Sunday, July 5, 2020

Commentary: The Last of Us Part II

Although I haven't played the game (I watched someone's livestream), I wanted to share my thoughts on the story in The Last of Us Part II, as I loved the first game and I think the second has a lot going on worthy of analysis.

I think TLoU2 is a good game, but has many flaws and deeply unfitting ending. In fact, I think the ending is so bad it makes the entire game worse as a result, and I want to talk about why.
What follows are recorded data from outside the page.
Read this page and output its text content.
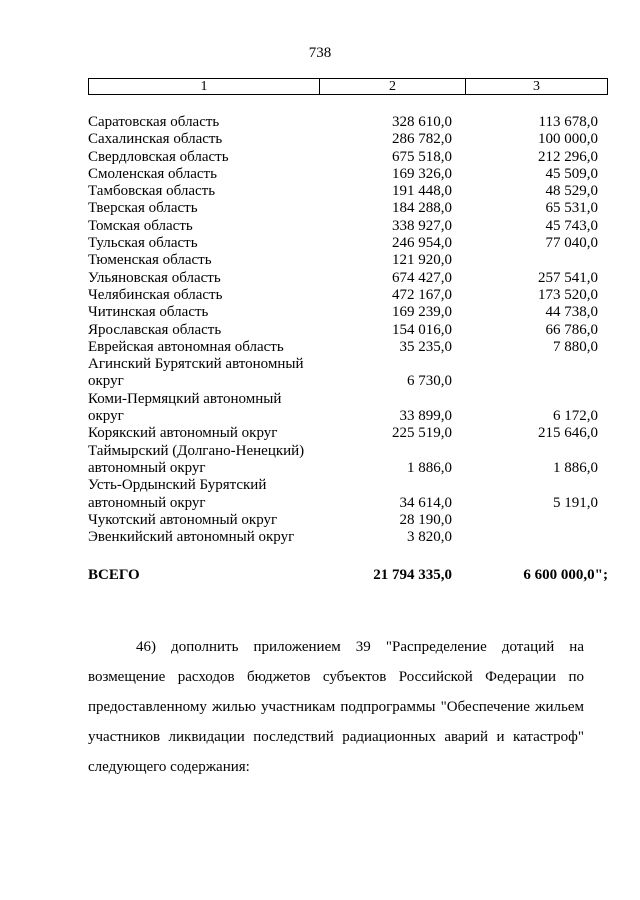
738
1	2	3
Саратовская область	328 610,0	113 678,0
Сахалинская область	286 782,0	100 000,0
Свердловская область	675 518,0	212 296,0
Смоленская область	169 326,0	45 509,0
Тамбовская область	191 448,0	48 529,0
Тверская область	184 288,0	65 531,0
Томская область	338 927,0	45 743,0
Тульская область	246 954,0	77 040,0
Тюменская область	121 920,0
Ульяновская область	674 427,0	257 541,0
Челябинская область	472 167,0	173 520,0
Читинская область	169 239,0	44 738,0
Ярославская область	154 016,0	66 786,0
Еврейская автономная область	35 235,0	7 880,0
Агинский Бурятский автономный
округ	6 730,0
Коми-Пермяцкий автономный
округ	33 899,0	6 172,0
Корякский автономный округ	225 519,0	215 646,0
Таймырский (Долгано-Ненецкий)
автономный округ	1 886,0	1 886,0
Усть-Ордынский Бурятский
автономный округ	34 614,0	5 191,0
Чукотский автономный округ	28 190,0
Эвенкийский автономный округ	3 820,0
ВСЕГО	21 794 335,0	6 600 000,0";
46) дополнить приложением 39 "Распределение дотаций на возмещение расходов бюджетов субъектов Российской Федерации по предоставленному жилью участникам подпрограммы "Обеспечение жильем участников ликвидации последствий радиационных аварий и катастроф" следующего содержания:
These first few paragraphs will be mostly summary of both TLoU and TLoU2, so if you're familiar with both, you can skim a bit if you wish.


For those who don't know, The Last of Us is a video game, released in 2013, set in a post-apocalyptic world where a fungal infection has turned most of the population into mindless zombies (or 'infected' as the game calls them). As with all good zombie fiction, the story is not about the zombies, but how people react to them and each other. The player follows the journey of Joel Miller, a man who lost his teenage daughter on the even of the outbreak--not to infection, but to the bullets of a desperate and paranoid military. The first game picks up twenty years later, when Joel has become a brutal man and is a gang enforcer/muscle-for-hire type. It is then that he meets Ellie, a teenage girl who is revealed to be immune to the infection. Joel wants nothing to do with her at first, but after his partner dies in an effort to help Ellie he is convinced to look after her and escort her across the country to the Fireflies--a group who claims they will be able to use Ellie to generate a vaccine for the infection.